Funding to Latin American startups appears to have stabilized in recent quarters. However, investment remains far, far below the record highs reached a few years ago.
That was the broad finding from a Crunchbase overview of funding to South America and Central American companies in the third quarter. Funding was flat to up across stages, with a few big rounds in the mix.
In total, we tallied $884 million in known seed through growth-stage investments to the region. That’s a gain of about 14% from the prior quarter and year-ago levels. However, it’s still less than a quarter of what companies secured during the peak quarter in early 2022.
For perspective, we charted out total investment, color-coded by stage, for the past 14 quarters.
Round counts fell some at seed and early stage, but increased for late-stage dealmaking. (Over time, we expect seed counts to rise as deals are entered later into the Crunchbase database.)
For a bigger-picture view, we charted deal counts for the past 14 quarters below.
Table of contents
Fintech is still huge, but a bit less dominant
As usual, fintech and fintech-adjacent startups brought in many of the largest rounds. However, we also saw good-sized investments in other sectors, including B2B commerce and digital health. To illustrate, we put together a list of 11 of the quarter’s largest deals.
The largest financing went to Mexico City-based Stori, a provider of credit cards and online financial services that raised $212 million in an August financing that was roughly half debt and half equity. With the latest round, the 5-year-old unicorn plans to expand into Colombia.
Another Mexican company, OCN, or One Car Now, secured $86 million in a July debt and equity round to expand its business of offering flexible car rentals, targeted to gig workers.
From São Paulo, Brazil, meanwhile, Cayena, an online procurement platform for restaurants and other food purveyors, secured a $55 million September Series B.
On the fintech front, Colombian payments platform Cobre landed $35 million in Series B financing. And one of Brazil’s best-known unicorns, online banking platform Neon, picked up a $26 million investment led by Microsoft‘s venture fund, M12.
Moving in a positive direction
Overall, startup investment didn’t show a major gain in Q3. But it was a bit better than Q2, which was itself a bit better than Q1. So, things at least are moving in a positive direction.
Looking ahead, it seems likely that momentum will continue, given the strong pipeline of growth companies and reserves of capital by investors who sat things out in 2023 and early this year.
Methodology
The data contained in this report comes directly from Crunchbase, and is based on reported data. Data reported is as of Oct. 2, 2024.
Note that data lags are most pronounced at the earliest stages of venture activity, with seed funding amounts increasing significantly after the end of a quarter/year.

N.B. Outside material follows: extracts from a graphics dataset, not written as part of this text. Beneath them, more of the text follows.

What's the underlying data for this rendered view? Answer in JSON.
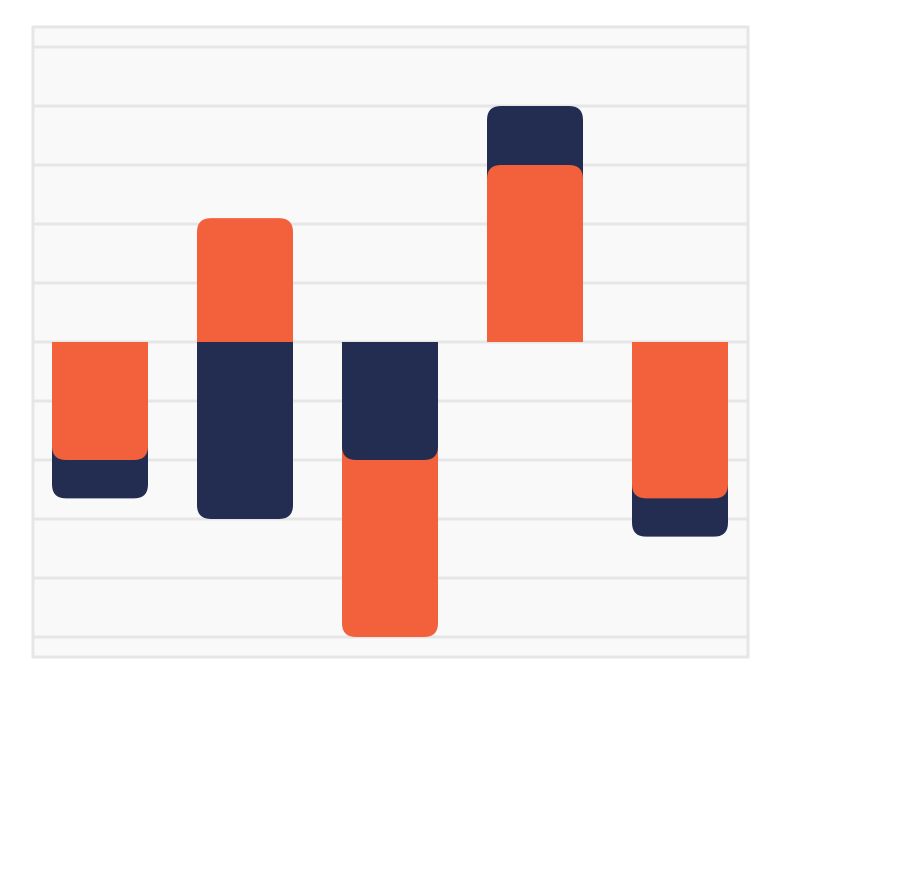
{
  "chart_data": {
    "type": "bar",
    "mode": "overlap",
    "categories": [
      null,
      null,
      null,
      null,
      null
    ],
    "series": [
      {
        "color": "#f2613c",
        "values": [
          -2,
          2.1,
          -5,
          3,
          -2.65
        ]
      },
      {
        "color": "#232d52",
        "values": [
          -2.65,
          -3,
          -2,
          4,
          -3.3
        ]
      }
    ],
    "ylim": [
      -5.34,
      5.34
    ],
    "yticks": [
      -5,
      -4,
      -3,
      -2,
      -1,
      0,
      1,
      2,
      3,
      4,
      5
    ],
    "grid": true
  }
}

Please note that all funding values are given in U.S. dollars unless otherwise noted. Crunchbase converts foreign currencies to U.S. dollars at the prevailing spot rate from the date funding rounds, acquisitions, IPOs and other financial events are reported. Even if those events were added to Crunchbase long after the event was announced, foreign currency transactions are converted at the historic spot price.
Glossary of funding terms
We have made a change to how we include corporate funding rounds in our reporting as of January 2023. Corporate rounds are only included if a company has raised an equity funding at seed through a venture series funding round.

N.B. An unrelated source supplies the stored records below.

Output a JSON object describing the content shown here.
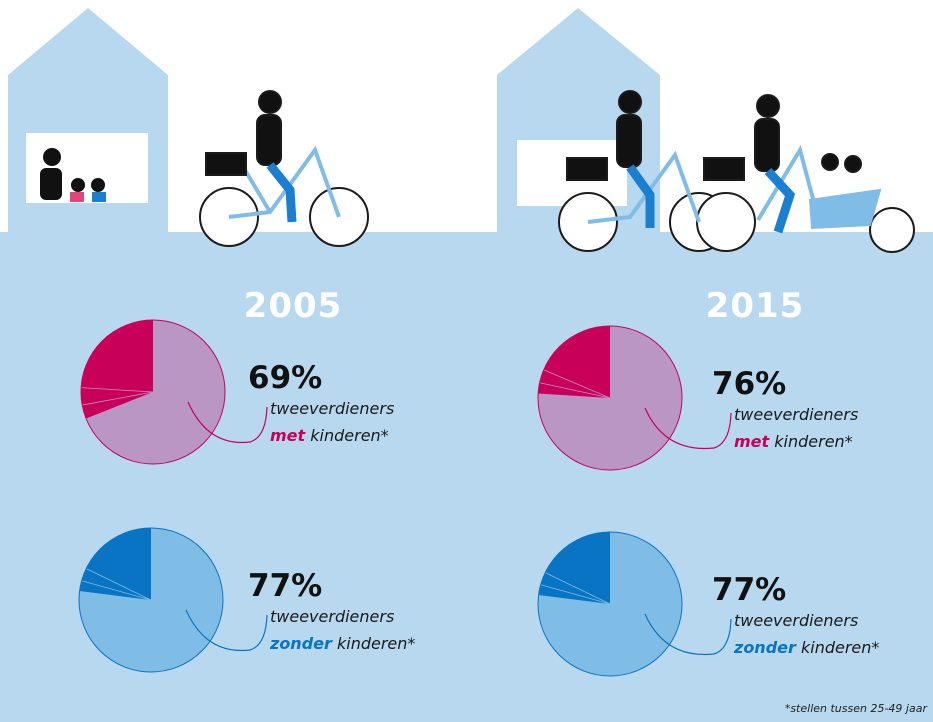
{
  "footnote": "*stellen tussen 25-49 jaar",
  "chart_data": [
    {
      "type": "pie",
      "title": "2005",
      "values": [
        69
      ],
      "value_labels": [
        "69%"
      ],
      "caption": "tweeverdieners",
      "highlight": "met",
      "caption_end": "kinderen*",
      "color": "#b996c4",
      "dark_color": "#c8005a"
    },
    {
      "type": "pie",
      "title": "2015",
      "values": [
        76
      ],
      "value_labels": [
        "76%"
      ],
      "caption": "tweeverdieners",
      "highlight": "met",
      "caption_end": "kinderen*",
      "color": "#b996c4",
      "dark_color": "#c8005a"
    },
    {
      "type": "pie",
      "values": [
        77
      ],
      "value_labels": [
        "77%"
      ],
      "caption": "tweeverdieners",
      "highlight": "zonder",
      "caption_end": "kinderen*",
      "color": "#7fbce6",
      "dark_color": "#0a74c4"
    },
    {
      "type": "pie",
      "values": [
        77
      ],
      "value_labels": [
        "77%"
      ],
      "caption": "tweeverdieners",
      "highlight": "zonder",
      "caption_end": "kinderen*",
      "color": "#7fbce6",
      "dark_color": "#0a74c4"
    }
  ]
}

Seed and angel consists of seed, pre-seed and angel rounds. Crunchbase also includes venture rounds of unknown series, equity crowdfunding and convertible notes at $3 million (USD or as-converted USD equivalent) or less.
Early stage consists of Series A and Series B rounds, as well as other round types. Crunchbase includes venture rounds of unknown series, corporate venture and other rounds above $3 million, and those less than or equal to $15 million.

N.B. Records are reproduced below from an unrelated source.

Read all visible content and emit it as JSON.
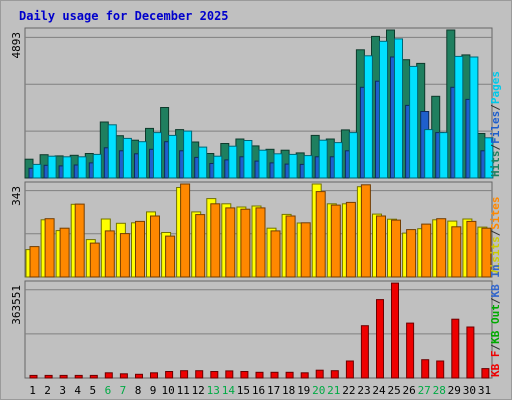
{
  "chart_data": [
    {
      "type": "bar",
      "title": "Daily usage for December 2025",
      "categories": [
        "1",
        "2",
        "3",
        "4",
        "5",
        "6",
        "7",
        "8",
        "9",
        "10",
        "11",
        "12",
        "13",
        "14",
        "15",
        "16",
        "17",
        "18",
        "19",
        "20",
        "21",
        "22",
        "23",
        "24",
        "25",
        "26",
        "27",
        "28",
        "29",
        "30",
        "31"
      ],
      "weekend_days": [
        "6",
        "7",
        "13",
        "14",
        "20",
        "21",
        "27",
        "28"
      ],
      "y_label": "4893",
      "y_max": 4893,
      "series": [
        {
          "name": "Hits",
          "color": "#1f7f5f",
          "values": [
            620,
            770,
            730,
            750,
            810,
            1850,
            1400,
            1250,
            1640,
            2330,
            1600,
            1190,
            810,
            1140,
            1290,
            1060,
            950,
            920,
            830,
            1410,
            1290,
            1590,
            4240,
            4680,
            5000,
            3910,
            3790,
            2700,
            4900,
            4070,
            1470
          ]
        },
        {
          "name": "Files",
          "color": "#1f5fcc",
          "values": [
            320,
            420,
            400,
            430,
            500,
            1000,
            900,
            800,
            950,
            1200,
            900,
            680,
            480,
            600,
            700,
            560,
            500,
            460,
            450,
            700,
            700,
            900,
            3000,
            3200,
            4000,
            2400,
            2200,
            1500,
            3000,
            2600,
            900
          ]
        },
        {
          "name": "Pages",
          "color": "#00e0ff",
          "values": [
            450,
            720,
            700,
            700,
            780,
            1760,
            1310,
            1200,
            1500,
            1410,
            1550,
            1020,
            720,
            1050,
            1240,
            920,
            800,
            780,
            740,
            1250,
            1170,
            1500,
            4040,
            4520,
            4600,
            3690,
            1600,
            1500,
            4020,
            4000,
            1330
          ]
        }
      ],
      "axis_labels": [
        {
          "text": "Hits",
          "color": "#1f7f5f"
        },
        {
          "text": "/",
          "color": "#333333"
        },
        {
          "text": "Files",
          "color": "#1f5fcc"
        },
        {
          "text": "/",
          "color": "#333333"
        },
        {
          "text": "Pages",
          "color": "#00c8e8"
        }
      ]
    },
    {
      "type": "bar",
      "y_label": "343",
      "y_max": 343,
      "series": [
        {
          "name": "Visits",
          "color": "#ffff00",
          "values": [
            101,
            211,
            171,
            268,
            138,
            214,
            198,
            200,
            240,
            164,
            330,
            240,
            289,
            270,
            258,
            262,
            180,
            231,
            199,
            348,
            270,
            270,
            333,
            232,
            213,
            162,
            178,
            211,
            206,
            214,
            184
          ]
        },
        {
          "name": "Sites",
          "color": "#ff8800",
          "values": [
            112,
            215,
            180,
            269,
            125,
            170,
            160,
            205,
            225,
            151,
            350,
            230,
            270,
            255,
            250,
            255,
            170,
            225,
            200,
            315,
            265,
            275,
            340,
            225,
            210,
            175,
            195,
            215,
            185,
            205,
            180
          ]
        }
      ],
      "axis_labels": [
        {
          "text": "Visits",
          "color": "#cccc00"
        },
        {
          "text": "/",
          "color": "#333333"
        },
        {
          "text": "Sites",
          "color": "#ff8800"
        }
      ]
    },
    {
      "type": "bar",
      "y_label": "363551",
      "y_max": 363551,
      "series": [
        {
          "name": "KB F",
          "color": "#ee0000",
          "values": [
            10000,
            10000,
            10000,
            10000,
            10000,
            20000,
            16000,
            14000,
            20000,
            25000,
            28000,
            28000,
            25000,
            27000,
            25000,
            22000,
            22000,
            22000,
            20000,
            30000,
            28000,
            65000,
            200000,
            300000,
            363000,
            210000,
            70000,
            65000,
            225000,
            195000,
            36000
          ]
        }
      ],
      "axis_labels": [
        {
          "text": "KB F",
          "color": "#ee0000"
        },
        {
          "text": "/",
          "color": "#333333"
        },
        {
          "text": "KB Out",
          "color": "#00aa00"
        },
        {
          "text": "/",
          "color": "#333333"
        },
        {
          "text": "KB In",
          "color": "#3366cc"
        }
      ]
    }
  ],
  "colors": {
    "weekday_label": "#000000",
    "weekend_label": "#00aa44"
  }
}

Late stage consists of Series C, Series D, Series E and later-lettered venture rounds following the “Series [Letter]” naming convention. Also included are venture rounds of unknown series, corporate venture and other rounds above $15 million.
Technology growth is a private-equity round raised by a company that has previously raised a “venture” round. (So basically, any round from the previously defined stages.)